Next City: When It Comes to Stealing Money From Workers, Businesses Are More Savvy Than Ever

Ian Pajer-Rogers |

From Next City:

by Oscar Perry Abello

About a 30-minute subway ride from Times Square, Queens’ Flushing neighborhood doesn’t have massive skyscrapers or semi-nude street performers — but it is an important center of the national fight against wage theft.

“There were a lot of workers who were coming out about wage theft in the Flushing area, but employers are very well-organized,” says Sarah Ahn, an organizer at the Flushing Workers Center, which opened a few years ago. “They threatened workers who speak up with blacklisting or other crazy forms of retaliation, sometimes even using physical violence.”

Wage theft includes not paying for all hours worked (overtime too), paying below minimum wage and withholding benefits.

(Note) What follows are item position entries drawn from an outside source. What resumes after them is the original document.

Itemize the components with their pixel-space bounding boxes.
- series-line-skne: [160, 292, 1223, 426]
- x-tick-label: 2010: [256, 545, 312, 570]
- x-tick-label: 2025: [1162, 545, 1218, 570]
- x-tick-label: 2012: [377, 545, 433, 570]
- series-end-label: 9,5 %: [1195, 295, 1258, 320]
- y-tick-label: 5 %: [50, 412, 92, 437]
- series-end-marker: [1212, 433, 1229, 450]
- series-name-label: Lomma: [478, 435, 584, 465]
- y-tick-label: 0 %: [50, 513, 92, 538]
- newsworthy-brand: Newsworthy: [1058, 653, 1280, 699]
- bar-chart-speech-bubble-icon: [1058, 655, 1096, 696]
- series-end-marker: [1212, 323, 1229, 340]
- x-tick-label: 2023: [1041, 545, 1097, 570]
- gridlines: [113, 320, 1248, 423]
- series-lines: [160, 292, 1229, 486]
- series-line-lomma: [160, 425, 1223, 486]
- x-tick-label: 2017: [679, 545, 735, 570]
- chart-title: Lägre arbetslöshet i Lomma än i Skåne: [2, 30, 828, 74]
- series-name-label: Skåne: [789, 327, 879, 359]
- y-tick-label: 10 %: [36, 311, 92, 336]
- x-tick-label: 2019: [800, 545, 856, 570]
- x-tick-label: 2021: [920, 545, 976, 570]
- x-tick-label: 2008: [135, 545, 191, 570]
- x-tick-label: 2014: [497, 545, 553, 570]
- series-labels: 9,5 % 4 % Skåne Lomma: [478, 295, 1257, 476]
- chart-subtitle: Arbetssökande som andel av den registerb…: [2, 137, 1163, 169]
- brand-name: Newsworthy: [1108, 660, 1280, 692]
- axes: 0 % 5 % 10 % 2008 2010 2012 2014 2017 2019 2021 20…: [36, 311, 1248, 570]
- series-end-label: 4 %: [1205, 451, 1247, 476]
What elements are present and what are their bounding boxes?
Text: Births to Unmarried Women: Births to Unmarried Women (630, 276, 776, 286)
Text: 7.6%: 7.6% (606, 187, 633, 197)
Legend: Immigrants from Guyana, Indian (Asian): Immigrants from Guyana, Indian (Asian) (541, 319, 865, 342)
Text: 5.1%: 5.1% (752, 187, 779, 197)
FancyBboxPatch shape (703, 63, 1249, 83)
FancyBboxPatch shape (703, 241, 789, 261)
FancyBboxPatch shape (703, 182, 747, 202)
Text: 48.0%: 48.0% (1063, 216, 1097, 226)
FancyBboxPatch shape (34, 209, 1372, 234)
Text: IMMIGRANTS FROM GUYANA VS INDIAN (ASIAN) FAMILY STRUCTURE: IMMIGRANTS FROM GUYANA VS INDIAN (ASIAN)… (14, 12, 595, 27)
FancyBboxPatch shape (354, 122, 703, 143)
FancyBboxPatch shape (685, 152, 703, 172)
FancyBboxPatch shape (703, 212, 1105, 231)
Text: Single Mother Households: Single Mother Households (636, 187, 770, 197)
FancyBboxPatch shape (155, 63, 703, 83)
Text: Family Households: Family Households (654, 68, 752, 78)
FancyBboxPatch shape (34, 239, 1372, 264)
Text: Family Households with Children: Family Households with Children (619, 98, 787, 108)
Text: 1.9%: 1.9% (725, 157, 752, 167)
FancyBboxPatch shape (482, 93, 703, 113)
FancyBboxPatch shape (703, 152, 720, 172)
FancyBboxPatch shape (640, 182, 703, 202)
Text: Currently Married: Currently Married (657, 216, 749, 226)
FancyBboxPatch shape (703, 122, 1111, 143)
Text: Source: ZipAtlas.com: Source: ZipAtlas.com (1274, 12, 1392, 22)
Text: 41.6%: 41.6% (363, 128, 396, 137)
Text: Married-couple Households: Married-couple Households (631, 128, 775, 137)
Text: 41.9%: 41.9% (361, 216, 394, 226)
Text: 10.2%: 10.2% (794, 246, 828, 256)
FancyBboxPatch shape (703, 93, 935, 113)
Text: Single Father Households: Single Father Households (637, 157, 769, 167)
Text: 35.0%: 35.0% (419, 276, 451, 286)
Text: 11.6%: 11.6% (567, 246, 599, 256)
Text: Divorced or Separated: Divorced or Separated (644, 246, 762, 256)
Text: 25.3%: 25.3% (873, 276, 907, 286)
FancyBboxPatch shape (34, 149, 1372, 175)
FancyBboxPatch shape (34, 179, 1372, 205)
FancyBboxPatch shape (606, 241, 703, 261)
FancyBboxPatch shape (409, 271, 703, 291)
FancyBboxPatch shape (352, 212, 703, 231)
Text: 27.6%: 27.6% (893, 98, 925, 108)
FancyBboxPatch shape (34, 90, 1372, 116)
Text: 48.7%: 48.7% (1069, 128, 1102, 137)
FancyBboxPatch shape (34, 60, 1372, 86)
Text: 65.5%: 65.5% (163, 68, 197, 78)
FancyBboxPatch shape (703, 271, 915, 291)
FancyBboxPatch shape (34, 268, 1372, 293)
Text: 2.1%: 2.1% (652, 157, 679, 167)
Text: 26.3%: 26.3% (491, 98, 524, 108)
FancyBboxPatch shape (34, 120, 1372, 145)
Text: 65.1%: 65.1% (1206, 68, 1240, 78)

While it occurs at all levels of the income ladder, low-wage workers suffer the most from it by far. According to one study, employers in New York City are stealing nearly a billion dollars a year in wages from low-income workers.

As of August 2013, New York State’s Department of Labor had a backlog of more than 17,000 open wage theft cases, more than three times as many as in 2008. Three-quarters of open wage theft cases had been open for more than a year.

Without organizing workers across shops, across different industries, it’s hard for them to get anywhere with wage theft cases, Ahn says. Enforcement mechanisms have yet to catch up with employers in today’s economy of transient workers, independent contractors, and small retail or other service-sector businesses. “I think employers got very savvy about how to get away with wage theft, compared to not too long ago,” she adds.

As a result, workers are losing, even when they’re winning. There are at least $125 million in unpaid wage theft judgments and court orders in New York State, according to a report released earlier this year.